Noha asked before I could answer Kamilia, “Is it true that the Shi‘a believe that Sayyidna Muhammad took the mission that was originally intended for Sayyidna Ali?”

I said, “The region of Iraq and Greater Syria had witnessed bloody conflicts during the early phases of the formation of the Islamic state. The divisions resulted from political rather than religious conflicts, the way we all agree on the meaning of the word ‘religious.’ The Shi‘a believe that Ali and his offspring from his wife, Fatima, daughter of the Prophet, are the main authority for Muslims after the death of the Prophet, peace be upon him, and that they are more up to the responsibility and more worthy of being followed than others. They also believe that Ali was more worthy of succeeding the Prophet than all others, and that’s the root cause of the conflict.”

Salma said, “But there is a group that believes that Sayyidna Ali is God.”

I said, “Yes, they are called the Alihiya and they can be found in Iraq and Kurdistan. Imam Ali fought them and ordered their bodies burned in Kurdistan. They are still under the influence of Indian and other eastern philosophies. They believe that the message was coming to Sayyidna Ali. When he ordered them burned they said, ‘This is the greatest proof that Ali is God, because God punishes by the use of his fire.’ They are very small groups, and there are others such as al-Birgwan al-Sawliya, and they have been disowned by all Islamic sects, because they don’t read the Qur’an and are no longer considered Muslim.”

Kamilia said, “Isn’t it really strange that everything that has to do with religion in human history is the most fanatical and violent and dangerous part of it? People forget secularism and all the logic they
have learned in life whenever the clarion call of religion is sounded and they let the genie, the mindless genie, out of the bottle. Religion of whatever kind is humanity’s real pain, and reaction to it is not governed by any logic.”

I said, “You are right. Science disciplines reactions but does not eliminate them. We still don’t know much about the human psyche. Perhaps because religion touches upon those areas of fear that were handed down from the first humans when they were alone in the wilderness and they looked for a god and worshiped whatever they feared: fire, the wind, or ferocious animals.”

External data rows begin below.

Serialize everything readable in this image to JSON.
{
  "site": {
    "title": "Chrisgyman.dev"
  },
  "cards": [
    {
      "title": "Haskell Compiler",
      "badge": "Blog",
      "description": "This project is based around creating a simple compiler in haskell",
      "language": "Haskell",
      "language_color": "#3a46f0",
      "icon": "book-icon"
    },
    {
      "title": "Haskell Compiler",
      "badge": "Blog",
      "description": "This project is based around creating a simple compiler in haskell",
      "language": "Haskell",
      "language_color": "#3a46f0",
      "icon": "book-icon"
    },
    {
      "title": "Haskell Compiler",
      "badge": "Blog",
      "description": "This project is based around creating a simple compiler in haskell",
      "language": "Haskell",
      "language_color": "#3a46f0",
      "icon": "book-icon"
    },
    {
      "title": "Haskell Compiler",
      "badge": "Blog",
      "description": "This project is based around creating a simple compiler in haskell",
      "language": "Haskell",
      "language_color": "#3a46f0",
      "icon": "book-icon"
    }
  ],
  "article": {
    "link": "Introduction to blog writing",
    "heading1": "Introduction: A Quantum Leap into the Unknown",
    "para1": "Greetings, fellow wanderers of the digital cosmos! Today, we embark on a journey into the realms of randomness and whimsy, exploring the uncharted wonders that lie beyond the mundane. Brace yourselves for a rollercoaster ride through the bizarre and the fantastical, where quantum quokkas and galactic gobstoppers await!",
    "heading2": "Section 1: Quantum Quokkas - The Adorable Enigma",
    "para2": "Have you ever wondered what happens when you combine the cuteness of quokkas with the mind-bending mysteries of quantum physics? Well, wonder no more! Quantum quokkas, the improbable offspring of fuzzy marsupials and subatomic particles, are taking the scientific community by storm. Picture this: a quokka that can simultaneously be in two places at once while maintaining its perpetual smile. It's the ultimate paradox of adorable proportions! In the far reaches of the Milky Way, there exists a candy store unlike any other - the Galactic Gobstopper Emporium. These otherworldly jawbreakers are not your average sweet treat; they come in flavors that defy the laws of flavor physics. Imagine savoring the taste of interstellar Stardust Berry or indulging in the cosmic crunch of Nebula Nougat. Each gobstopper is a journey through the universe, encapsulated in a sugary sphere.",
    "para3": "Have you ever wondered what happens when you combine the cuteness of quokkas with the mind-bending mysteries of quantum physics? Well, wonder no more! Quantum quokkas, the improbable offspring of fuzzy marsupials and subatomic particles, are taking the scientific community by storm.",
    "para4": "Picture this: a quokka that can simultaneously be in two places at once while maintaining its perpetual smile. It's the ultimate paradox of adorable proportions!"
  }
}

Silence prevailed in the plane for some time. Some passengers busied themselves reading and others in hushed conversations and some went to sleep. The Kurds came knocking on the door of my memory.

The Iraqi Ministry of Information informed us that peace had prevailed in Kurdish villages and on this occasion invited us to visit the village of Harir in the middle of the mountains and to accompany a caravan of health and social workers and artists, including singers, a musical band, and a theatrical troupe. We knew through the grapevine that there were pockets of resistance still holding out, but faced with insistence from our friends at the ministry, we agreed to go on the trip and took with us Mervat and Rasha, Hilmi Amin’s older daughters, who happened to be in Baghdad at the time. Tante Fayza refused to come along out of fear for Rana’s safety. Anhar was not invited. The caravan took us to the city of Erbil at noon and we found our friends from the culture directorate waiting for us. They were very happy to see us and told me that my articles in the newspaper
Hokari
have made me very popular among the Kurds. I noticed the impression those articles made whenever I met a group of people and mentioned my name. Mervat said, “You’re quite a celebrity!”

I said, embarrassed by the attention, “I didn’t imagine this kind of reaction, and in a different language? I think it’s because it’s a small society.”

In the evening we rode with Hamid, the director of the cultural center, in a new four-wheel-drive car that made it easier to negotiate the rough terrain to Harir Valley. We moved as part of a motorcade, preceded by police cars with specially armed officers and protected in the back by armed vehicles.

I said to Hamid, “Are we in for a battle or a concert?”